I can pass for normal if I really try. Sometimes, I even put on deodorant.
Just yesterday, someone asked me for the time, and I said, “1:36,”
even though I always carry a sprig in my pocket
in case that question comes up. It’s easy to be normal.
A husky voiced phone survey woman asked, “Sex?”
I told her, “Male.” Just like that. At the grocery store, though,
I lost it. The bagger inadvertently brushed my hand and said,
“Paper or plastic?” I said, “It’s skin. Isn’t that normal?”
Most of the time, if I concentrate,
I can ignore all those variant
meanings words evoke,
and figure out what others want from me.
Isn’t that what normal is,
doing what others expect instead of being who I am?
The most important thing is to try to be like everybody else.
My biggest problem, perhaps, is I don’t watch television.
In polite conversation, I have found it helps
to nod often, even if nothing makes sense.
I probably shouldn’t even talk
about peppers. When the waiter asks,
“Ground pepper?” I say, “Please.” Simple enough.
The problem comes when he says, “Just say when.”
I usually say nothing. When he gets tired, he walks away,
What I want to say is, “Whenever the grinder is empty.”
Lately, I have started to carry
my own bottle of pepper sauce
for places where ketchup is the only
condiment. It makes things easier.
I wonder if anybody is really normal,
if other people nod because nothing makes sense.

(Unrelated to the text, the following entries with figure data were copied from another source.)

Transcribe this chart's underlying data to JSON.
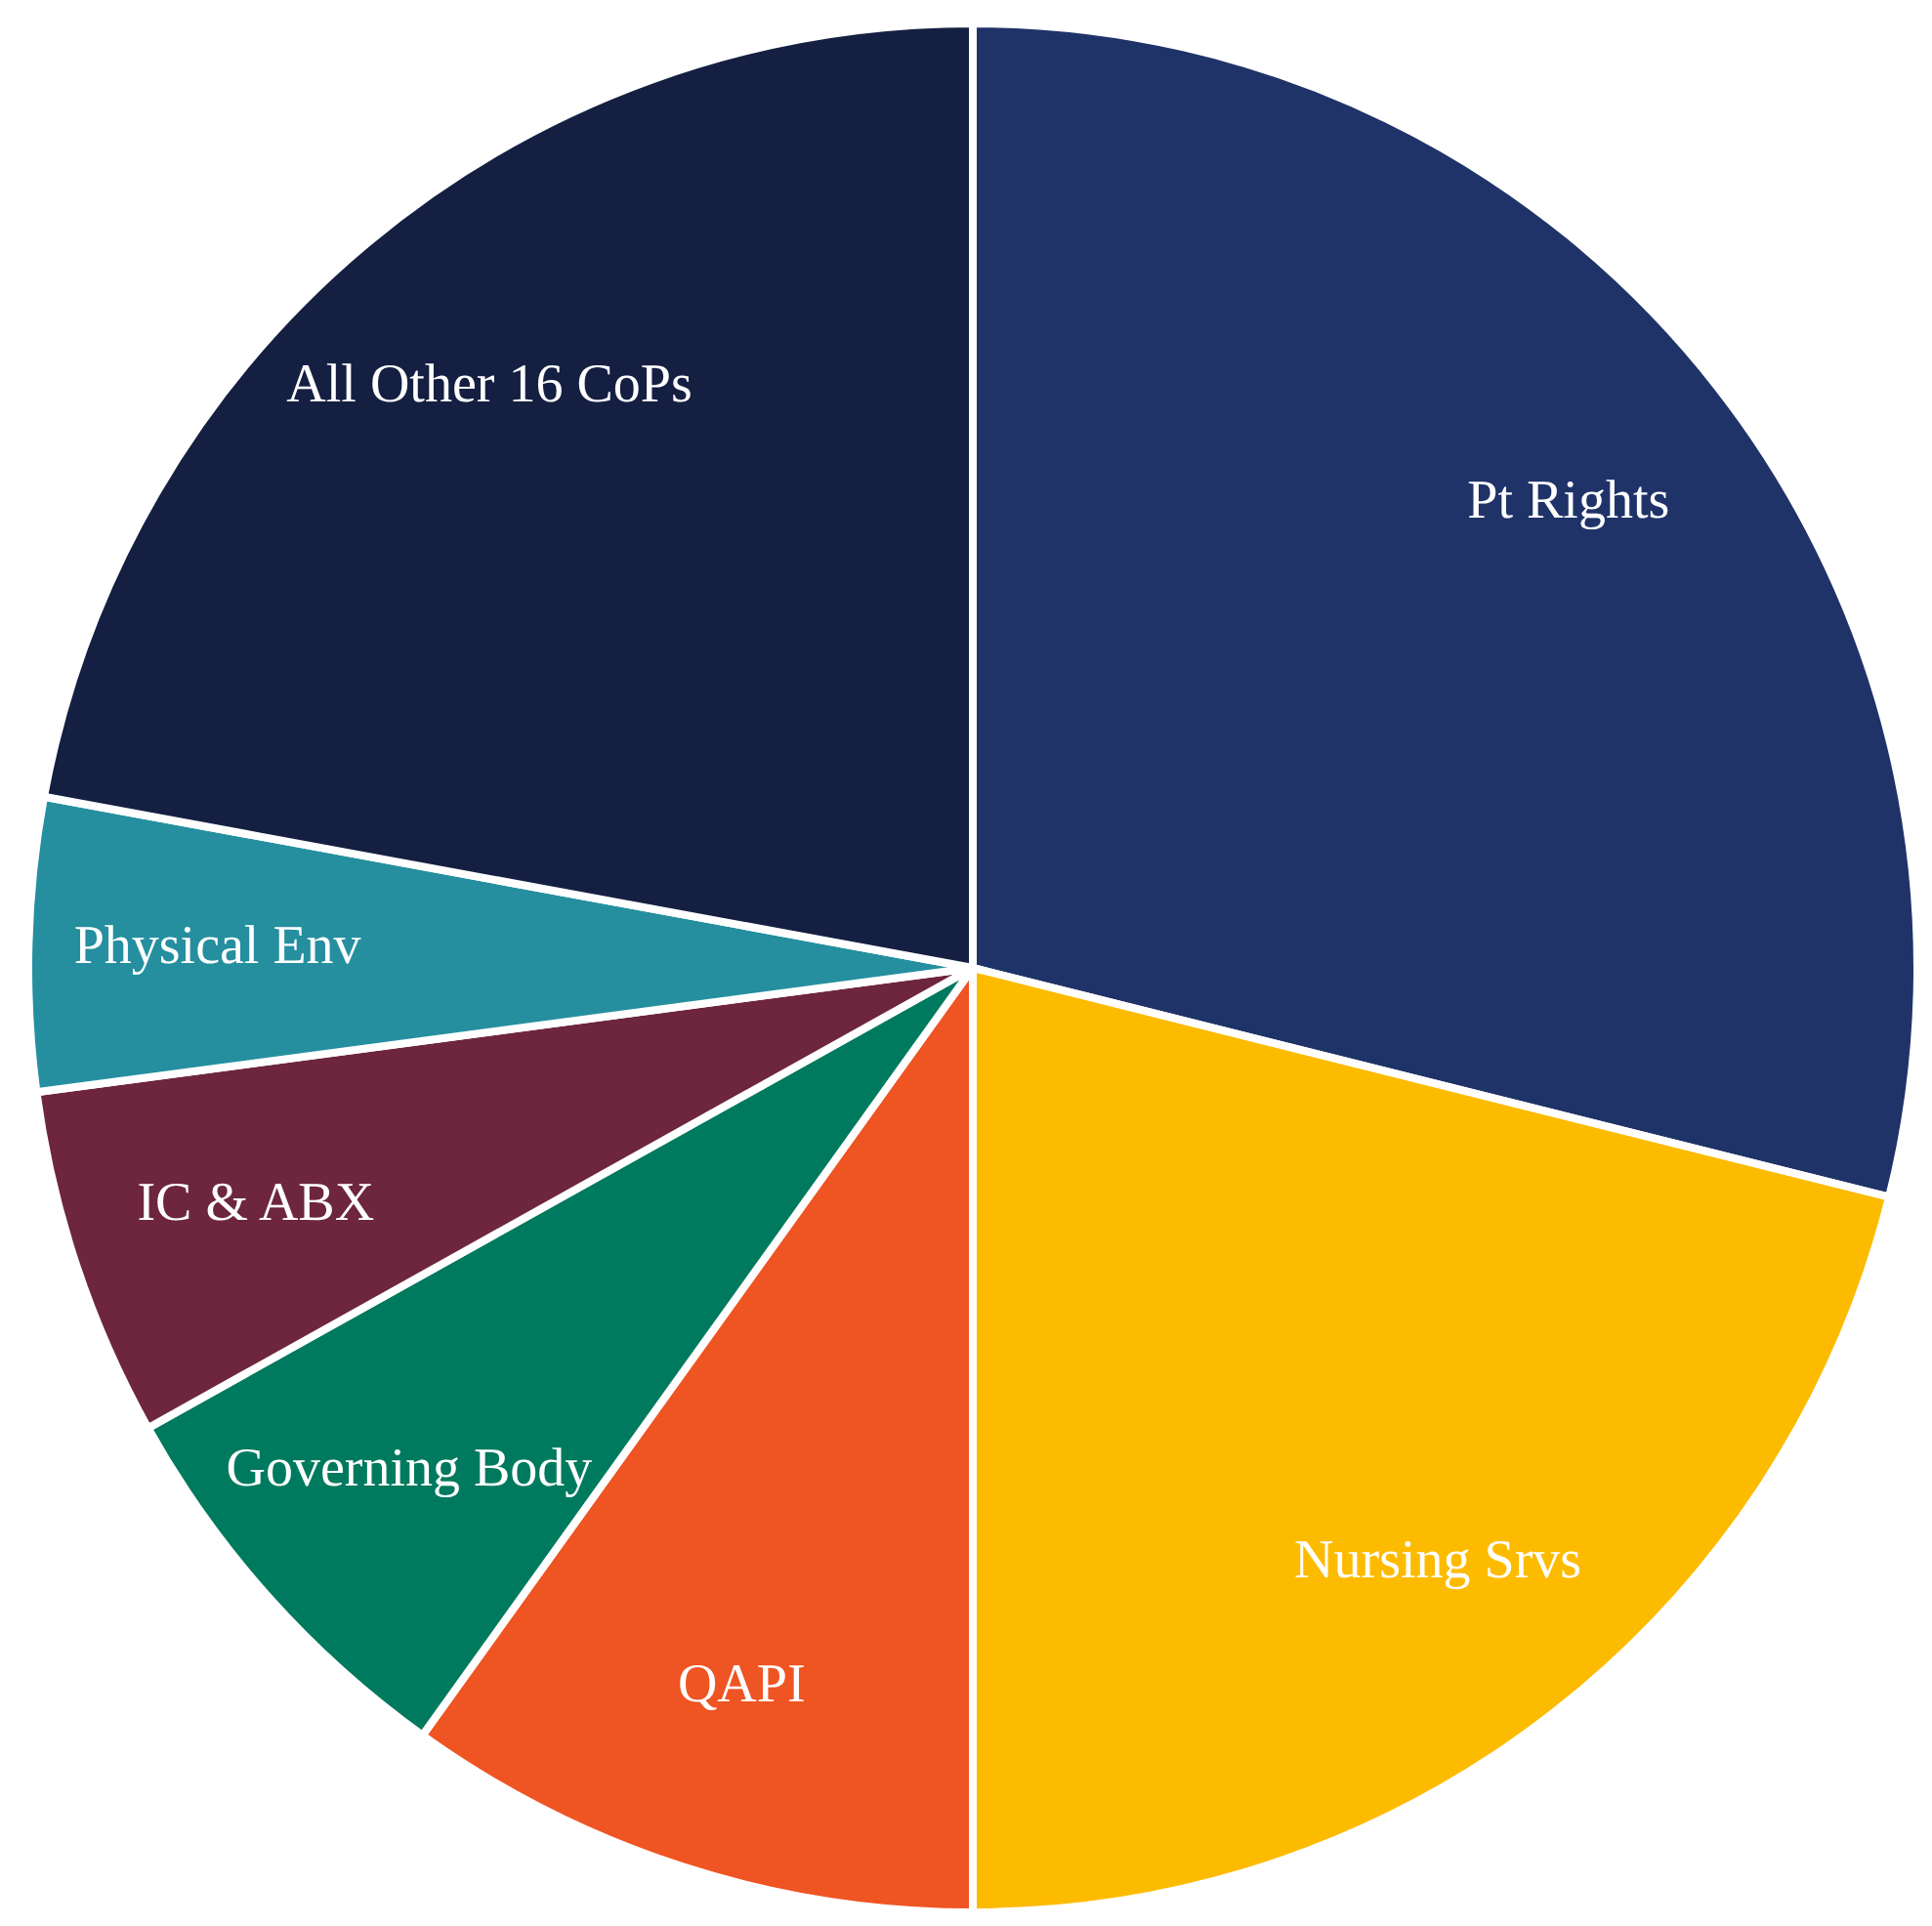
{
  "chart_data": {
    "type": "pie",
    "categories": [
      "Pt Rights",
      "Nursing Srvs",
      "QAPI",
      "Governing Body",
      "IC & ABX",
      "Physical Env",
      "All Other 16 CoPs"
    ],
    "values": [
      28.9,
      21.1,
      9.9,
      7.0,
      6.0,
      5.0,
      22.1
    ],
    "colors": [
      "#1f3369",
      "#fdbb00",
      "#ef5423",
      "#007a5e",
      "#6d263d",
      "#258f9f",
      "#141f42"
    ],
    "legend": false
  }
}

I think I would fit in if everyone stopped
pretending. Why do some people take everything so seriously?
I could be normal, if it paid enough, but it is truly overrated.
It is certainly no way to raise children. I guess I should spend more time
worrying about how things look. Also, it would probably help,
to occasionally be on time, but then there is always
that poem I am working on that won’t let me go.
Somehow, I get by. I have a good life, I must say.
There is really no reason to change,
unless, of course, I spill hot sauce on my shirt.